In der Mitte jedes Hauszeltes erhob sich eine Steinplatte, auf der gekocht
und geheizt wurde und über der sich ein Loch im Zeltdach befand, durch das
Rauch und Gerüche abziehen konnten. Manchmal löschte ein besonders
starker Regen das Feuer, doch man störte sich nicht daran, denn in der Wüste
war Regenwasser kostbarer als Glut.
Der Regen brachte viel mehr Wasser als das Fleisch der Stachelpflanzen.
Wenn er fiel, sammelten die Menschen des Sandvolkes das Nass in
gebrannten Gefäßen und traten oft unbekleidet aus ihren Pfahlzelten heraus,
um die seltene Erfrischung zu genießen. Doch mitunter schwoll der Regen
zum Regensturm an, und das Wasser wurde zur Gefahr.

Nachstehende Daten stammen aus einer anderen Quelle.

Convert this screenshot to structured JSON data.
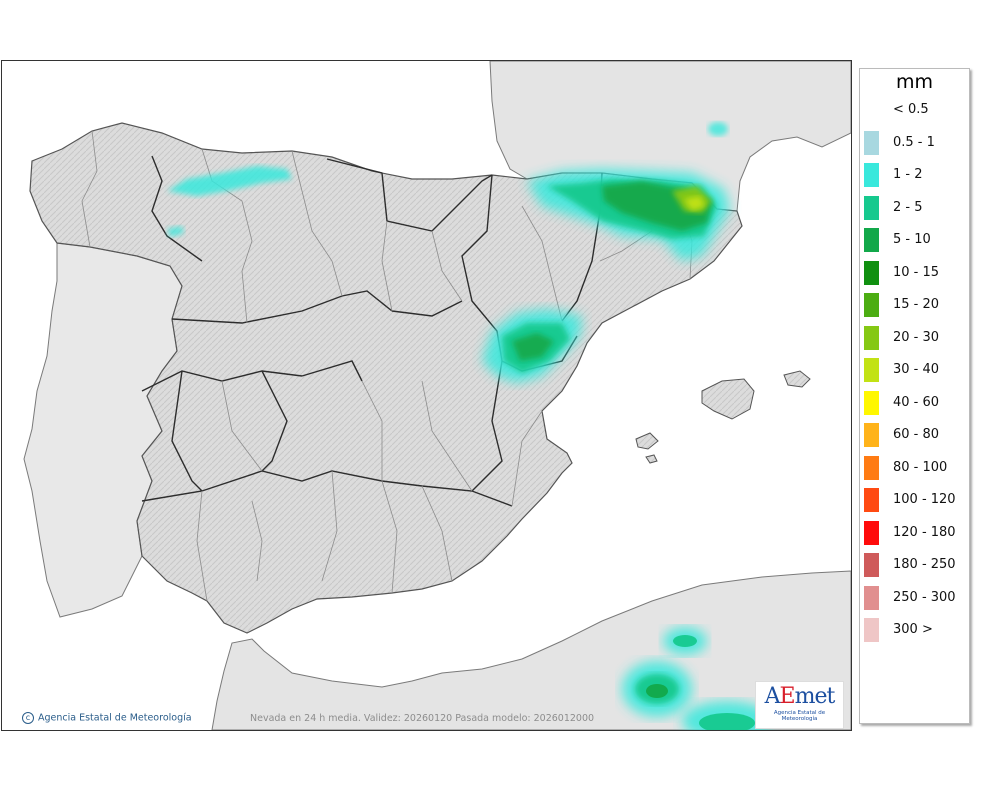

Denn die riesigen
Tropfen schlugen mit großer Wucht vom Himmel herunter, sodass der
trockene Boden sie nicht schnell genug aufnehmen konnte. Pfützen bildeten
sich, wuchsen zusammen und bedrohten das Leben der Menschen, wenn sie
nicht rechtzeitig die hohen Pfahlzelte erreichten.
Die Pfahlbauten waren in konzentrischen Kreisen angeordnet. Die äußeren
Ringe waren den Zelten der Krieger vorbehalten, gefolgt von denen der
Nicht-Krieger. Die Eingänge wiesen ins Kreisäußere, sodass ein Angreifer
notfalls vom Zelt aus bekämpft werden konnte. Der innere Zeltring war den
Frauen und Kindern vorbehalten, die so am besten geschützt waren. Auch die
gebundenen Männer und Frauen mussten diese Trennung einhalten, denn
Tradition und Notwendigkeit verlangten es so. Wenn sie den hitzigen Drang
verspürten, einander zu bedecken, geschah dies in einem der dicht an dicht
stehenden Frauenzelte. Nicht selten gaben die zuhörenden Frauen später ihre
Kommentare ab, worüber nicht jeder der Krieger glücklich war.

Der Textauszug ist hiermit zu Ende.